The formal comment to the FCC explains scammers using illegal robocalls have found ways to evade a call blocking order entered last year by the FCC – following legal action led by Attorney General Shapiro and colleague attorneys general. Despite the FCC’s order, robocalls continue to be a major irritant to consumers in Pennsylvania and across the United States.
In 2017, the Federal Trade Commission received 4.5 million illegal robocall complaints – two and a half times more than in 2014. The Pennsylvania Office of Attorney General’s Bureau of Consumer Protection receives thousands of complaints each year with respect to illegal calls, including scam calls, telemarketing complaints, and robocalls.
Following an initial win for Pennsylvania and American consumers last year by the bipartisan coalition, when the FCC granted phone service providers authority to block certain illegal spoofed robocalls, the attorneys general now seek added authority for the providers to work together to detect and block more illegal spoofed robocalls – including “neighbor spoofing.”
“I’m taking new action with my colleagues to continue the fight to protect Pennsylvanians and Americans from these bothersome and illegal robocall scams, which are used to scam seniors and other vulnerable populations,” Attorney General Shapiro said. “As Attorney General, I take seriously my role to protect consumers from scams of all kinds. The FCC should create new rules to let telephone service providers block more types of illegal robocalls.”
“Spoofing” allows scammers to disguise their identities, making it difficult for law enforcement to bring them to justice. “Virtually anyone can send millions of illegal robocalls and frustrate law enforcement with just a computer, inexpensive software and an internet connection,” the Attorneys General wrote in the formal comment filed with the FCC.
One tactic on the rise is “neighbor spoofing,” a technique that allows calls - no matter where they originate - to appear on a consumer’s caller ID as being made from a phone number that has the same local area code as the consumer. This manipulation of caller ID information increases the likelihood that the consumer will answer the call.
Last October, Attorney General Shapiro testified before the U.S. Senate Special Committee on Aging with U.S. Senator Bob Casey. He called on legislators and the FCC to protect Pennsylvania seniors and consumers from illegal robocalls and spoofing used to conceal the caller’s location. A month later, on Nov. 17, 2017, the FCC issued the 2017 Call Blocking Order, which Mr. Shapiro and a group of 29 other attorneys general had encouraged the FCC to adopt.
In the formal comment, Mr. Shapiro and his colleagues expressed support for the new initiative, which will give phone service providers the ability to authenticate legitimate calls and identify illegally spoofed calls and block them. The added authority sought by the attorneys general will allow service providers to use new technology to detect and block illegal spoofed calls – even those coming from what are otherwise legitimate phone numbers. Service providers will be ready to launch this new authentication method in 2019.
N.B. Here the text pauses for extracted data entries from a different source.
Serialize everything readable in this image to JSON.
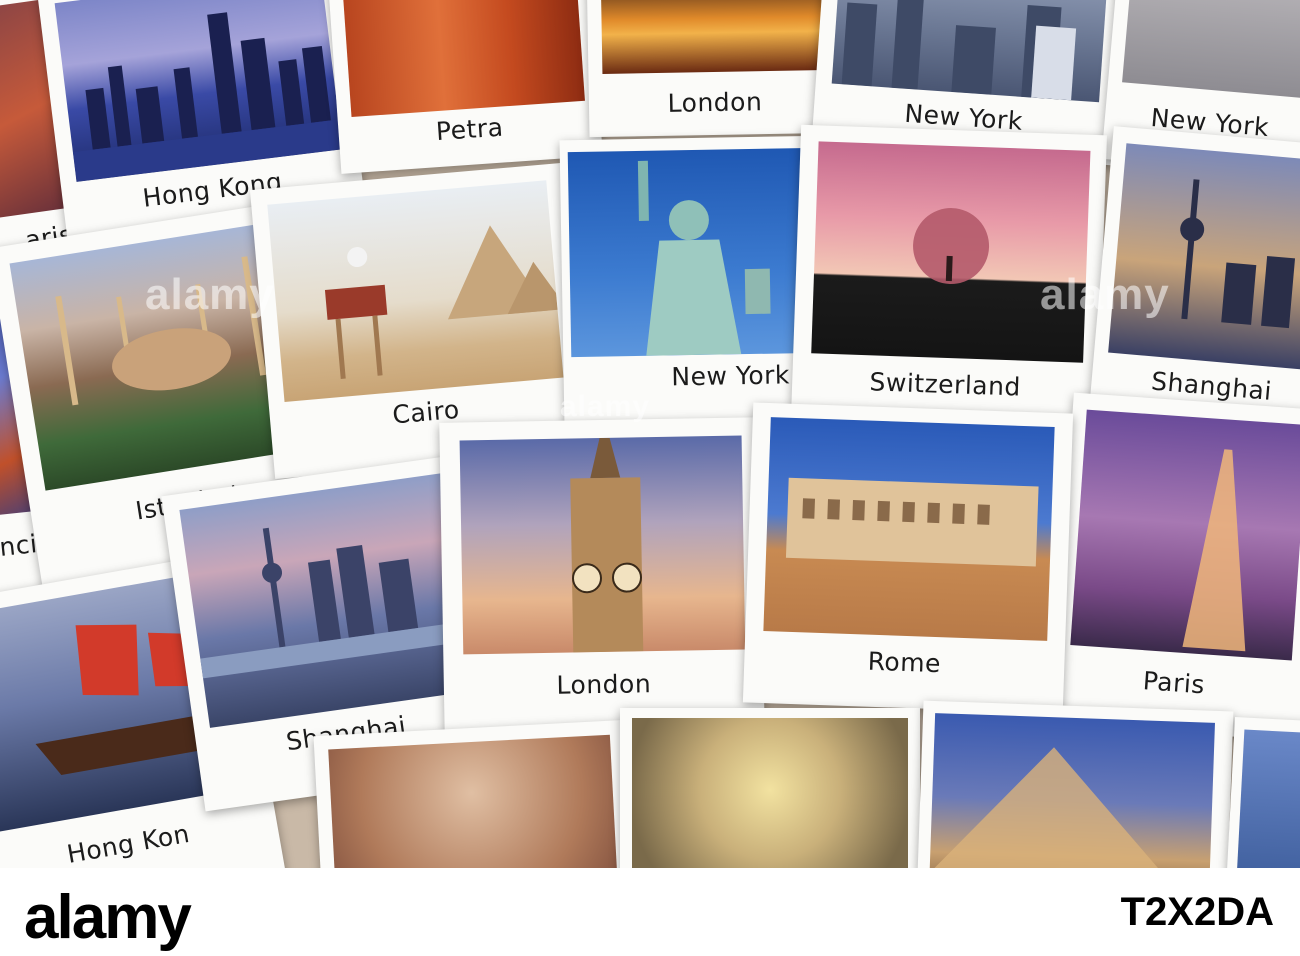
{
  "cards": [
    {
      "name": "hong-kong-top",
      "caption": "Hong Kong"
    },
    {
      "name": "petra",
      "caption": "Petra"
    },
    {
      "name": "london-top",
      "caption": "London"
    },
    {
      "name": "new-york-top",
      "caption": "New York"
    },
    {
      "name": "new-york-right",
      "caption": "New York"
    },
    {
      "name": "paris-left",
      "caption": "aris"
    },
    {
      "name": "cairo",
      "caption": "Cairo"
    },
    {
      "name": "new-york-liberty",
      "caption": "New York"
    },
    {
      "name": "switzerland",
      "caption": "Switzerland"
    },
    {
      "name": "shanghai-right",
      "caption": "Shanghai"
    },
    {
      "name": "istanbul",
      "caption": "Istanbul"
    },
    {
      "name": "san-francisco",
      "caption": "ncisco"
    },
    {
      "name": "shanghai-mid",
      "caption": "Shanghai"
    },
    {
      "name": "london-bigben",
      "caption": "London"
    },
    {
      "name": "rome",
      "caption": "Rome"
    },
    {
      "name": "paris-eiffel",
      "caption": "Paris"
    },
    {
      "name": "hong-kong-junk",
      "caption": "Hong Kon"
    }
  ],
  "watermark": "alamy",
  "footer": {
    "logo": "alamy",
    "image_id": "T2X2DA"
  }
}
To date, the FCC has not issued a notice of proposed rulemaking concerning additional provider-initiated call blocking. The attorneys general anticipate that further requests for comments will take place on this subject.
The added authority which the attorneys general seek from the FCC is not in conflict with Pennsylvania’s Do Not Call Law, in which consumers sign up to avoid receiving calls from legitimate vendors. The initiative for which the attorneys general seek FCC approval concerns illegal robocalls – which are made to consumers regardless of whether or not they sign up for do-not-call lists.
Attorney General Shapiro was joined on the comment by the Attorneys General of Arizona, Arkansas, Connecticut, Delaware, District of Columbia, Florida, Illinois, Indiana, Iowa, Kansas, Louisiana, Maryland, Massachusetts, Minnesota, Mississippi, Montana, Nebraska, Nevada, New Hampshire, New Jersey, New Mexico, New York, North Carolina, North Dakota, Oklahoma, Oregon, Rhode Island, Tennessee, Utah, Vermont, Virginia, Washington, Wisconsin and the Hawaii Office of Consumer Protection.